Our shoe computer is currently on loan to the Heinz Nixdorf Museum in Paderborn, Germany.

While still in graduate school my childhood friend Norman Packard and I formed a group called Eudaemonic Enterprises. Our goal was to beat the game of roulette and use the proceeds to form a science commune. The word eudaemonia comes from Aristotle and refers to a state of enlightenment derived from a life lived in accordance with reason.

We bought a roulette wheel and did an extensive experimental and theoretical study of its physics.  To execute our system we built the first wearable digital computer, at roughly the same time as the first Apple desktop computer.  I hand-coded the three kilobyte program for the computer in machine language.  The program included a floating point package, a sequencer to perform the calculation, and an operating system that functioned with toe inputs and vibrating outputs.  The earliest version of the computer was hidden under the armpits, but a later version was concealed in a shoe.
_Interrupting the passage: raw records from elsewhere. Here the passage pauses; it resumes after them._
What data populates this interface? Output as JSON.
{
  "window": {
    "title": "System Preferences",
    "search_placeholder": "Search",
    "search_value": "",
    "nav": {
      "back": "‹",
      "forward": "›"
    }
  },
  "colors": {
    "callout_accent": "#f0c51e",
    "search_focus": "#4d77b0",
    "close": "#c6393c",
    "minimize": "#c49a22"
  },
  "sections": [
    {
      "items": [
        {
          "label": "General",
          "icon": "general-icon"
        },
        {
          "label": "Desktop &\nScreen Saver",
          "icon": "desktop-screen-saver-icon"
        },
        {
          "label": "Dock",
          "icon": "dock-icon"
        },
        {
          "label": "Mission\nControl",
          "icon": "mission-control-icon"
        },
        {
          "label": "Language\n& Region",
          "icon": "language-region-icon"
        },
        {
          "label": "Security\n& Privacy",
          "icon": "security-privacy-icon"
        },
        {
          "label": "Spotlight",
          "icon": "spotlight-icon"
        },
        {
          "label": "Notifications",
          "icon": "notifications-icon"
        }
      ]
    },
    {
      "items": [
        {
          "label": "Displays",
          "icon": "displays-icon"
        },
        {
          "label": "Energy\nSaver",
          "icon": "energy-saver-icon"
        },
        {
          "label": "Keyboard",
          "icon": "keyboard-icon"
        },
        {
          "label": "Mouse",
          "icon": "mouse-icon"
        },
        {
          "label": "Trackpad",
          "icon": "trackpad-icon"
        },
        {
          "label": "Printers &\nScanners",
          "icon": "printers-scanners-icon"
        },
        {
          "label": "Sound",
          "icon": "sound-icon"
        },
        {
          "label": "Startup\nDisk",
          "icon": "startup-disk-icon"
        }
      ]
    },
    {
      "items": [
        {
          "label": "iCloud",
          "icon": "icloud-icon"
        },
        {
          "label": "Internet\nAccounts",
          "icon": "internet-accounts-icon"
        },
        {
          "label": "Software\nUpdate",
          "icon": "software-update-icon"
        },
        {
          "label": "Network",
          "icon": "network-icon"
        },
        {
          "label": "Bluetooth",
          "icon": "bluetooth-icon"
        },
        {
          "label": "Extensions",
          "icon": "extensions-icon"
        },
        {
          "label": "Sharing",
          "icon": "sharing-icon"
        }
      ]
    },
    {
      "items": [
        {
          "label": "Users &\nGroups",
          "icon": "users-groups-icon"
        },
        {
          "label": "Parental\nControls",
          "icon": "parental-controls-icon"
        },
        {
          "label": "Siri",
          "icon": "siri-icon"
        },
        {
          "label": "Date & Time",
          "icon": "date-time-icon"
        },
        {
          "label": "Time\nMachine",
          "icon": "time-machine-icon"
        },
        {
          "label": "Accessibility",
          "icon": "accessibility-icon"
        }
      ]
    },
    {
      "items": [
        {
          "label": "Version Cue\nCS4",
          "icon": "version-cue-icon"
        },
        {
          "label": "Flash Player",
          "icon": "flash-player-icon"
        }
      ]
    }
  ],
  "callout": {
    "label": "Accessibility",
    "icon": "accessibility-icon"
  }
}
Our scheme took advantage of the fact that typically more than ten seconds elapse from the time the croupier releases the ball until bets are closed.  During this time one person measured the position and velocity of the ball and rotor using his big toe to click a switch in his shoe.  The computer used this information to predict the likely landing position of the ball.  A signal was relayed to a second person, who quickly placed the bets. We made over eleven trips to Las Vegas, Reno and Tahoe, and achieved a 20% advantage over the house, but suffered persistent hardware problems.  This combined with our fear of violence at the hands of the casinos, so that we never played for high stakes and failed to realize the large sums we originally dreamed of.